When I spoke earlier of the philosophy I espoused during my career, I think it was best expressed in a speech I gave to the National Lawyers Guild Convention. I stated the following;

We have formidable enemies not unlike those in the tales of ancient days. There is a consummate evil that unleashes its dogs of war on the helpless; an enemy motivated only by insatiable greed, with no thought of consequences. In this enemy there is no love of the land or the creatures that live there, no compassion for the people. This enemy will destroy the air we breathe and the water we drink as long as the dollars keep filling up their money boxes.

…we have been charged once again, with, and for, our quests, … to shake the very foundations of the continents.

We go out to stop police brutality – To rescue the imprisoned – To change the rules for those who have never ever been able to get to the starting line much less run the race, because of color, physical condition, gender, mental impairment.

We go forth to preserve the air and land and water and sky and all the beasts that crawl and fly.

We go forth to safeguard the right to speak and write, to join; to learn, to rest safe at home, to be secure, fed, healthy, sheltered, loved and loving, to be at peace with one’s identity.
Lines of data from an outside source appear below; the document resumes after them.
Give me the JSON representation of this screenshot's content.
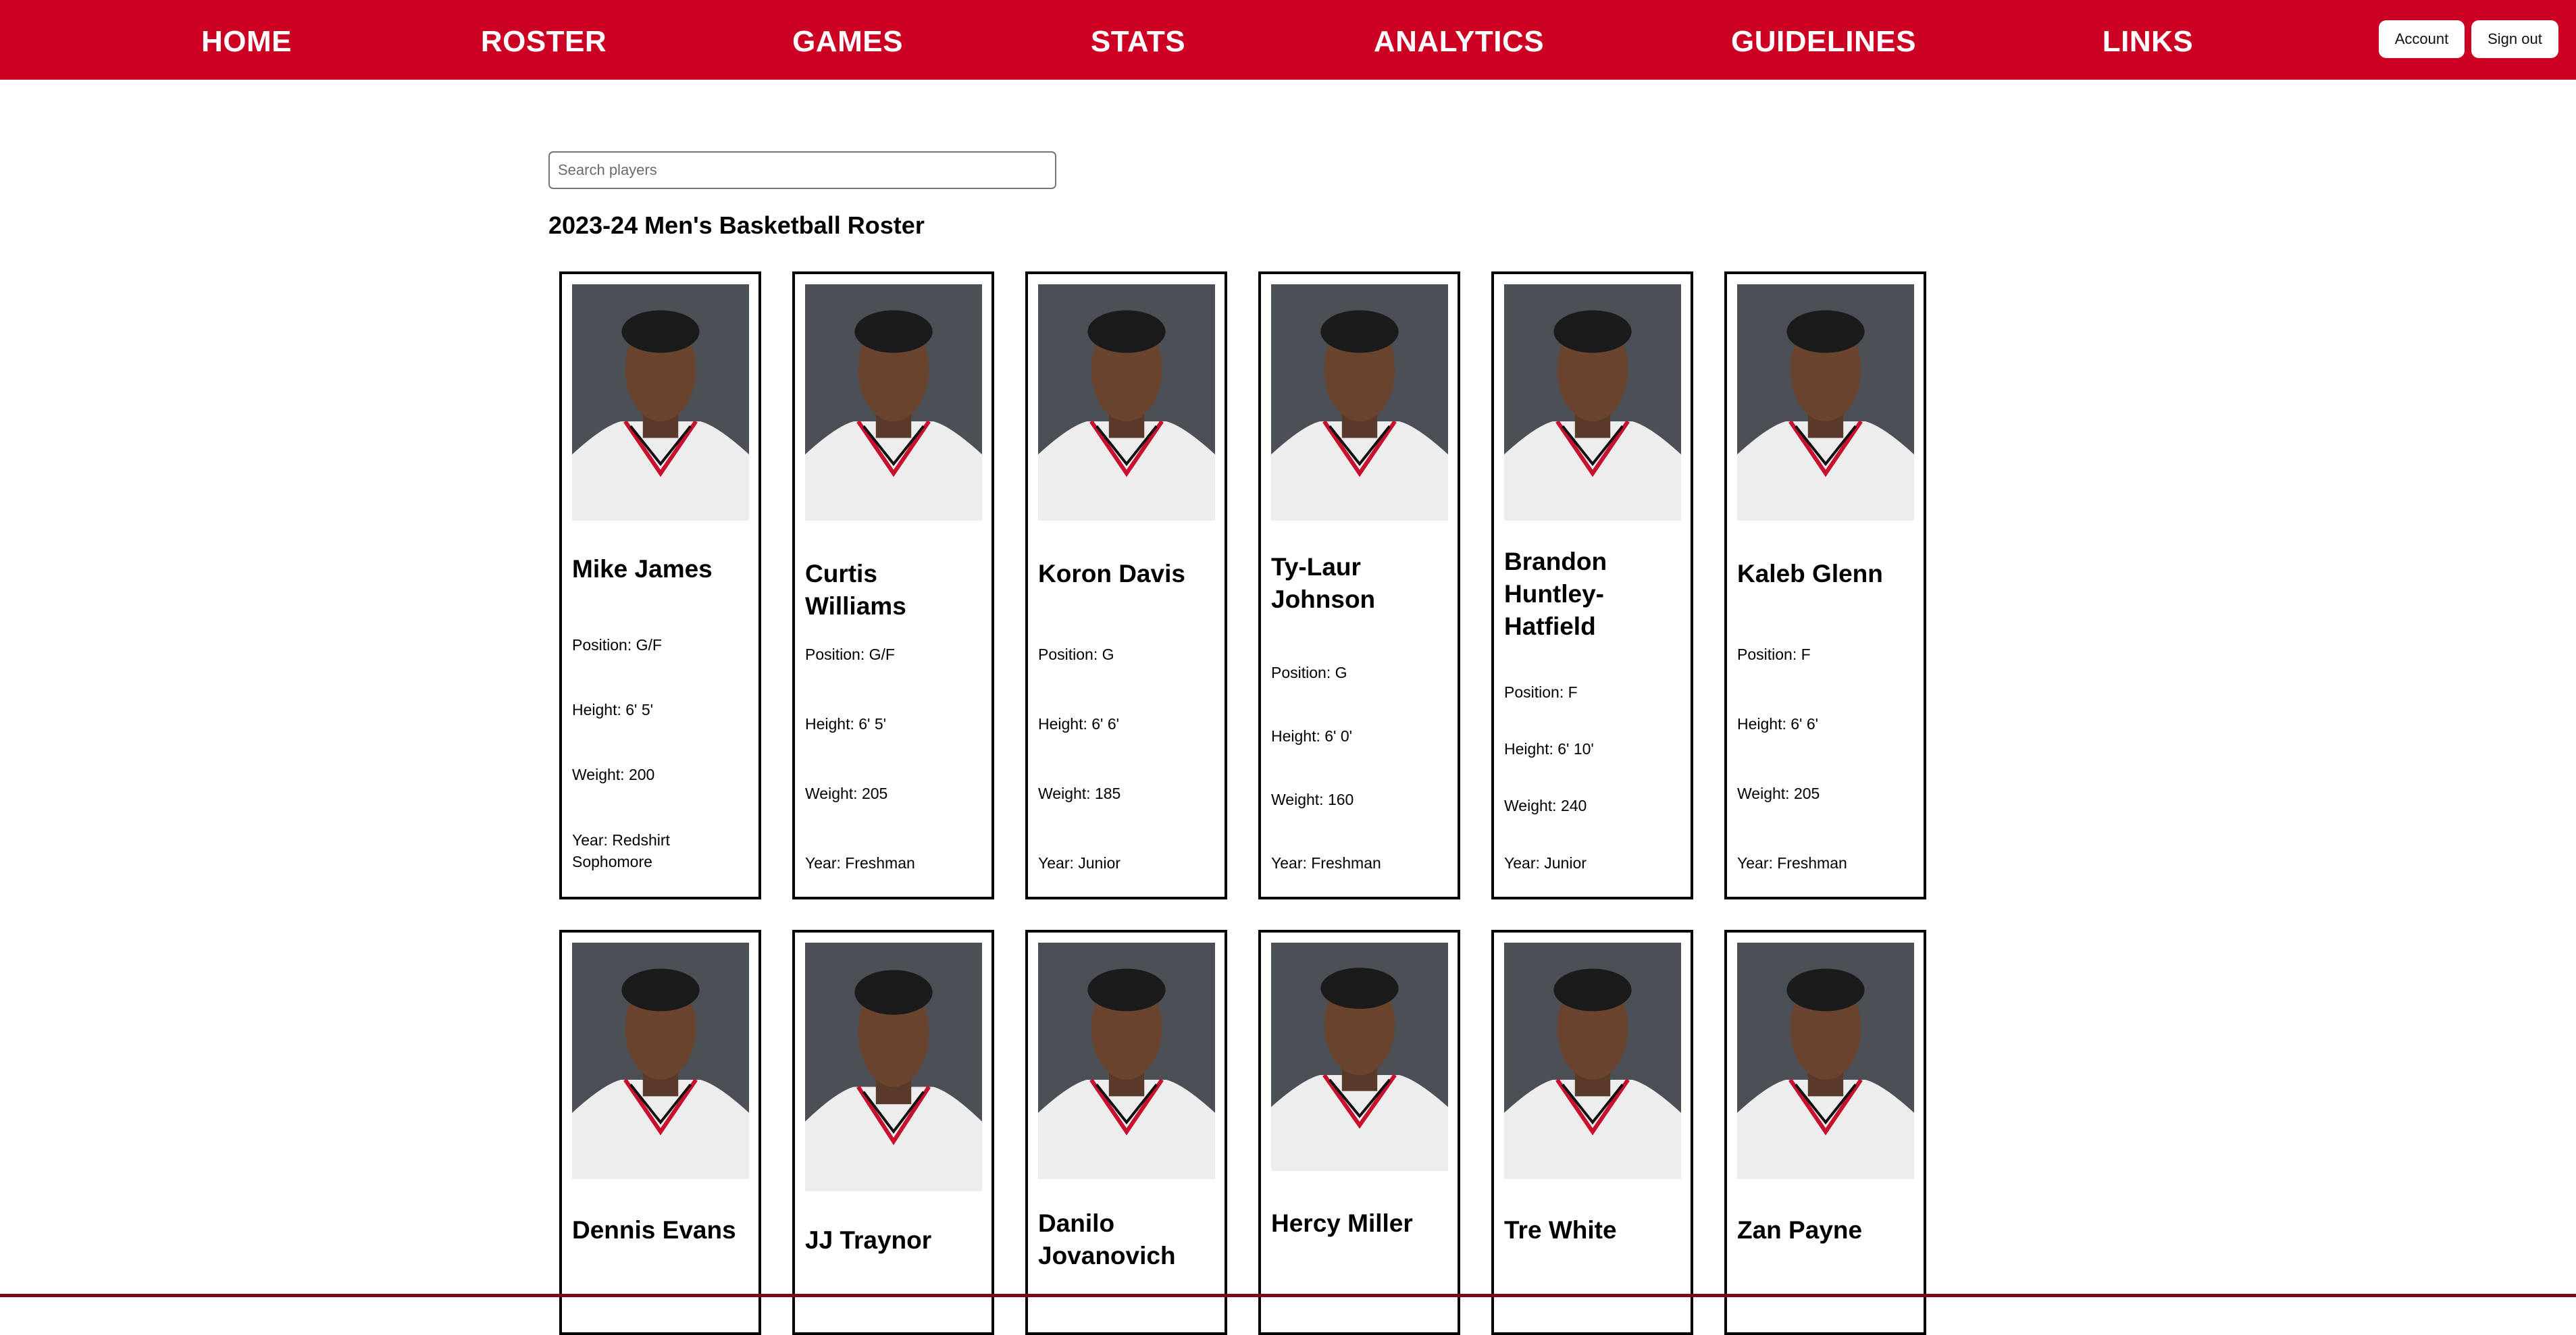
{
  "nav": {
    "items": [
      "HOME",
      "ROSTER",
      "GAMES",
      "STATS",
      "ANALYTICS",
      "GUIDELINES",
      "LINKS"
    ],
    "account_label": "Account",
    "signout_label": "Sign out"
  },
  "colors": {
    "brand": "#cc0022",
    "photo_bg": "#4b5057"
  },
  "search": {
    "placeholder": "Search players",
    "value": ""
  },
  "roster": {
    "title": "2023-24 Men's Basketball Roster",
    "players": [
      {
        "name": "Mike James",
        "position": "Position: G/F",
        "height": "Height: 6' 5'",
        "weight": "Weight: 200",
        "year": "Year: Redshirt Sophomore"
      },
      {
        "name": "Curtis Williams",
        "position": "Position: G/F",
        "height": "Height: 6' 5'",
        "weight": "Weight: 205",
        "year": "Year: Freshman"
      },
      {
        "name": "Koron Davis",
        "position": "Position: G",
        "height": "Height: 6' 6'",
        "weight": "Weight: 185",
        "year": "Year: Junior"
      },
      {
        "name": "Ty-Laur Johnson",
        "position": "Position: G",
        "height": "Height: 6' 0'",
        "weight": "Weight: 160",
        "year": "Year: Freshman"
      },
      {
        "name": "Brandon Huntley-Hatfield",
        "position": "Position: F",
        "height": "Height: 6' 10'",
        "weight": "Weight: 240",
        "year": "Year: Junior"
      },
      {
        "name": "Kaleb Glenn",
        "position": "Position: F",
        "height": "Height: 6' 6'",
        "weight": "Weight: 205",
        "year": "Year: Freshman"
      },
      {
        "name": "Dennis Evans"
      },
      {
        "name": "JJ Traynor"
      },
      {
        "name": "Danilo Jovanovich"
      },
      {
        "name": "Hercy Miller"
      },
      {
        "name": "Tre White"
      },
      {
        "name": "Zan Payne"
      }
    ]
  }
}
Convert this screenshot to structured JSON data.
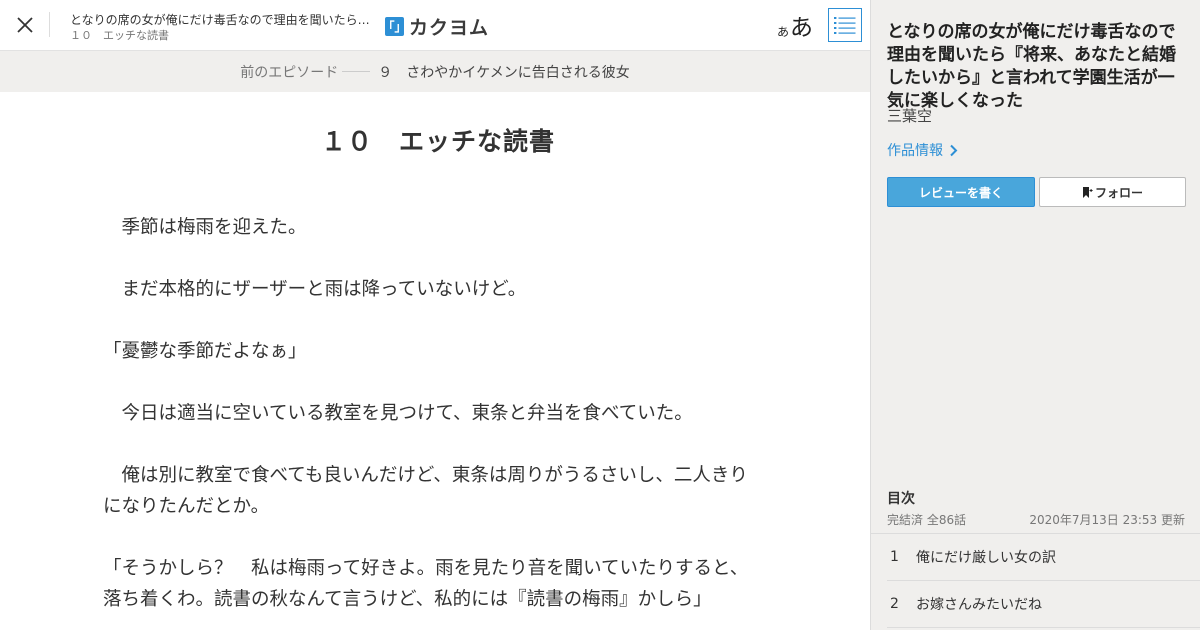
{
  "header": {
    "work_title_short": "となりの席の女が俺にだけ毒舌なので理由を聞いたら…",
    "episode_short": "１０　エッチな読書",
    "brand_mark": "「」",
    "brand_name": "カクヨム",
    "font_size_small": "あ",
    "font_size_large": "あ",
    "close_icon": "close-icon",
    "toc_icon": "list-icon"
  },
  "prev_episode": {
    "label": "前のエピソード",
    "title": "９　さわやかイケメンに告白される彼女"
  },
  "episode": {
    "title": "１０　エッチな読書",
    "paragraphs": [
      "　季節は梅雨を迎えた。",
      "　まだ本格的にザーザーと雨は降っていないけど。",
      "「憂鬱な季節だよなぁ」",
      "　今日は適当に空いている教室を見つけて、東条と弁当を食べていた。",
      "　俺は別に教室で食べても良いんだけど、東条は周りがうるさいし、二人きりになりたんだとか。",
      "「そうかしら？　私は梅雨って好きよ。雨を見たり音を聞いていたりすると、落ち着くわ。読書の秋なんて言うけど、私的には『読書の梅雨』かしら」"
    ]
  },
  "sidebar": {
    "title": "となりの席の女が俺にだけ毒舌なので理由を聞いたら『将来、あなたと結婚したいから』と言われて学園生活が一気に楽しくなった",
    "author": "三葉空",
    "work_info": "作品情報",
    "review_button": "レビューを書く",
    "follow_button": "フォロー",
    "toc_heading": "目次",
    "toc_status": "完結済 全86話",
    "toc_updated": "2020年7月13日 23:53 更新",
    "toc_items": [
      {
        "num": "1",
        "title": "俺にだけ厳しい女の訳"
      },
      {
        "num": "2",
        "title": "お嫁さんみたいだね"
      }
    ]
  },
  "colors": {
    "accent": "#2d8fd5",
    "button_fill": "#49a6db",
    "sidebar_bg": "#f0efed"
  }
}
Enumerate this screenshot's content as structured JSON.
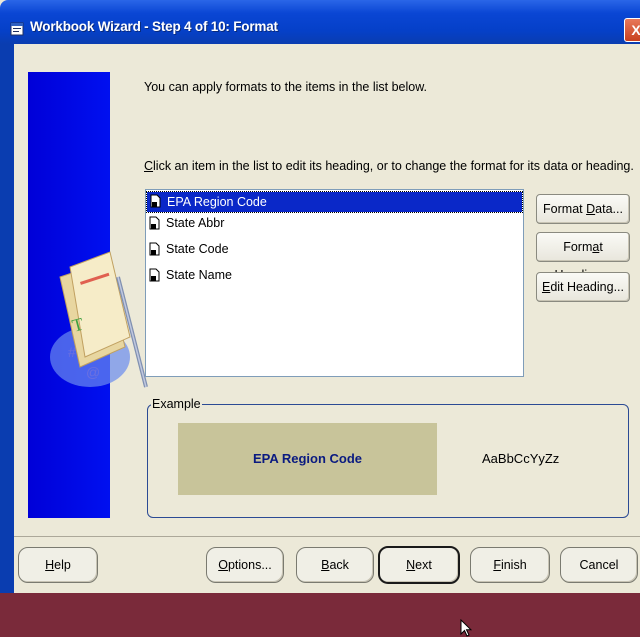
{
  "window": {
    "title": "Workbook Wizard - Step 4 of 10: Format",
    "close_glyph": "X"
  },
  "intro_text": "You can apply formats to the items in the list below.",
  "instructions": "lick an item in the list to edit its heading, or to change the format for its data or heading.",
  "instructions_mnemonic": "C",
  "items": [
    {
      "label": "EPA Region Code",
      "selected": true
    },
    {
      "label": "State Abbr",
      "selected": false
    },
    {
      "label": "State Code",
      "selected": false
    },
    {
      "label": "State Name",
      "selected": false
    }
  ],
  "side_buttons": {
    "format_data": {
      "pre": "Format ",
      "mn": "D",
      "post": "ata..."
    },
    "format_heading": {
      "pre": "Form",
      "mn": "a",
      "post": "t Heading..."
    },
    "edit_heading": {
      "pre": "",
      "mn": "E",
      "post": "dit Heading..."
    }
  },
  "example": {
    "legend": "Example",
    "heading_sample": "EPA Region Code",
    "data_sample": "AaBbCcYyZz"
  },
  "bottom_buttons": {
    "help": {
      "pre": "",
      "mn": "H",
      "post": "elp"
    },
    "options": {
      "pre": "",
      "mn": "O",
      "post": "ptions..."
    },
    "back": {
      "pre": "",
      "mn": "B",
      "post": "ack"
    },
    "next": {
      "pre": "",
      "mn": "N",
      "post": "ext"
    },
    "finish": {
      "pre": "",
      "mn": "F",
      "post": "inish"
    },
    "cancel": {
      "pre": "Cancel",
      "mn": "",
      "post": ""
    }
  },
  "colors": {
    "titlebar": "#0540c8",
    "selection": "#0a28c8",
    "heading_bg": "#c8c49a",
    "heading_text": "#0a1a80"
  },
  "icons": [
    "app-icon",
    "close-icon",
    "field-item-icon",
    "wizard-art-icon",
    "mouse-cursor-icon"
  ]
}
… Our quests are formidable. We have in Washington a poisonous government that spreads its venom to the body politic in all corners of the globe. We have war – big war in Iraq, big war in Afghanistan, smaller wars in Columbia, Central Africa, Southeast Asia. We have detainees and political prisoners at home and now … we have those Democratic and Republican conventions and then an election, with the corporate media ready to hype the results and drown out the righteous protests.

We still have quests and they are not those that can only be accomplished by lawyers. They are for everyone. I am still fighting from inside the prison — speaking out for the underdogs and those who are always kicked to the curb.

I want to be in the real world (although this is real enough) to be able to organize everyone to the terrible torture and tragedy of prisons and, particularly, the brave men and women, of the struggles of the ’60s who are held in the harshest conditions and have been for 30 or more years –to name a few, Sundiata Acoli, Leonard Peltier, Mumia Abu-Jamal, Jaan Laaman, Mutulu Shakur, Herman Wallace and Albert Woodfox. Many more political prisoners are listed on the Jericho website.

I too confronted the Judges who thought that my original sentence was too light for my “crime” on February 29 in the Federal Court at Foley Square. It was good that many people came to demonstrate collectively our contempt for this kind of prosecution and our recognition that their punishment of true defenders will not deter the brave warriors who seek Justice!